Although obesity, especially in children, is a serious health problem, at the other end of the spectrum, are those who suffer from eating disorders. This includes those who have adopted a near-starvation lifestyle due to a serious condition known as anorexia nervosa, as well as those who have a related condition called bulimia nervosa.
Anorexia nervosa is an eating disorder characterized by a distorted body image that results in self-starvation and can lead to malnutrition and even death. This disorder is particularly prevalent among teenage girls, although it does affect boys and adults to a lesser degree.
Here is a list of symptoms to look for if you think someone you love may have anorexia nervosa.
-A distorted body image such as thinking they are fat, when they are not.
-An obsession with fat and losing weight when not overweight or even underweight
-Irrational fear of gaining weight, even when underweight.
-Amenorrhea, which is missing period at least three months in a row.
-May have unusual food behaviors such as cutting food into very small pieces or being unable to eat a normal portion of food.
-Binging and purging behavior using laxatives or self-induced vomiting.
Bulimia Nervosa is an eating disorder characterized by episodes of binge eating followed by self-induced vomiting, use of laxatives, excessive exercising to burn calories, or fasting. Like anorexia nervosa, this condition can lead to malnutrition and serious health problems. It is much more common and affects more men than anorexia nervosa, but it still is most prevalent among women.
Although anorexia nervosa may include some behaviors that are also a part of bulimia nervosa, they are two distinct disorders.
Here is a list of characteristics of bulimia nervosa:
-Incidents of eating large amount of food in short amount of time accompanied by an uncontrollable urge to keep eating until overfull followed by: Self-induced vomiting after eating too much, use of diuretics, laxatives, enemas to avoid weight gain from overeating or excessive exercise or fasting to compensate for overeating
-Obsession with food, thinking about it all the time
-Self-worth is largely based on appearance, particularly body weight
Each case of anorexia nervosa or bulimia nervosa is unique, and must be handled on an individual basis. Since eating disorders are complex, involving physical, mental and emotional factors, treatment must be a cooperative effort between physicians, therapists and family who can address each of these areas. The weight loss has to be addressed, especially if it has reached a dangerous level, and at the same time, the underlying emotional issues must be understood.

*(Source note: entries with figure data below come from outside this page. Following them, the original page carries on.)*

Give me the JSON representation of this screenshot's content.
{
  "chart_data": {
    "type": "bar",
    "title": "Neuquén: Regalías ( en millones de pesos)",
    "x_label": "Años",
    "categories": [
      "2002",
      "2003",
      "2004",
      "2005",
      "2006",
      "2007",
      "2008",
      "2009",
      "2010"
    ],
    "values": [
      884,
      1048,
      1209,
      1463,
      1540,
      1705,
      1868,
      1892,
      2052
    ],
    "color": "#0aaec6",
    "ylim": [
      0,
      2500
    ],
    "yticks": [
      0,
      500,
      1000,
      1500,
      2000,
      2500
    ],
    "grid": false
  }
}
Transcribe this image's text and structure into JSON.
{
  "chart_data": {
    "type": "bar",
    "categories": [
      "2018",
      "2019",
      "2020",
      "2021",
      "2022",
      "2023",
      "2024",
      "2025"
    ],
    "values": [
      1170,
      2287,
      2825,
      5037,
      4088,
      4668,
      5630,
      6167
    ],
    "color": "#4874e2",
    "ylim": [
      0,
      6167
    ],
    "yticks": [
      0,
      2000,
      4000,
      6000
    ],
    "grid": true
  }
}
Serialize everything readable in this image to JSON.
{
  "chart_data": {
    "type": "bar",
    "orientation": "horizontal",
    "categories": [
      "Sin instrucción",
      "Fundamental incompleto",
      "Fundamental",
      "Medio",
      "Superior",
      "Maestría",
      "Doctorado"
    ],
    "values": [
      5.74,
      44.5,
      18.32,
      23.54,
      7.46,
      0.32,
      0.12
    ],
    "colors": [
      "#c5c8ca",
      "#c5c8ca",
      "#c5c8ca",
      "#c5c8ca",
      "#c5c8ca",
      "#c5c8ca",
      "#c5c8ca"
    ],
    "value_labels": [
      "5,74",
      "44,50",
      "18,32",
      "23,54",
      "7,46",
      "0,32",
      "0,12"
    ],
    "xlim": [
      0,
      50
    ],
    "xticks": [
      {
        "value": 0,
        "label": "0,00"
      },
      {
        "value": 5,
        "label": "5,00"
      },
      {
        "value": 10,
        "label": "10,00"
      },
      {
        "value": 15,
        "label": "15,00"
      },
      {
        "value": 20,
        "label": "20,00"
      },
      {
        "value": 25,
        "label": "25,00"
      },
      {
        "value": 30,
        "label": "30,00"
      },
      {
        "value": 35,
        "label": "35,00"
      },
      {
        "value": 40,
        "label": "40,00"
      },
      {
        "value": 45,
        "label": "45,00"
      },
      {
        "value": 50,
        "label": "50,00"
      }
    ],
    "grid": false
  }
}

If you suspect that someone you love has an eating disorder, please seek professional help as soon as possible.
Malnutrition in the midst of plenty
Severe cases of malnutrition are usually associated with poverty and starvation, but it can also occur to a lesser degree in the midst of a plentiful food supply, if you habitually make poor choices. Eating junk food or empty calories and failing to include nutrient dense foods in your diet can result in deficiencies of important vitamins, minerals, protein and fats that you need to be healthy.
What you can do
The problem of malnutrition is not going to go away any time soon, but there are some things you can do. For yourself and your family, become educated about the foods you need to be healthy. Include a majority of fresh, whole foods in your diet with emphasis on fruits and vegetables, good carbs, healthy fats and lean proteins. Become aware of serving sizes so that you can avoid the malnutrition of obesity.
At the same time, you can help alleviate the suffering caused by malnutrition. Find an organization that feeds the hungry, either locally, globally or both, and share some of your resources with those who are hungry. Even a little bit will help. It will nourish the hungry and, at the same time, it will nourish your spirit!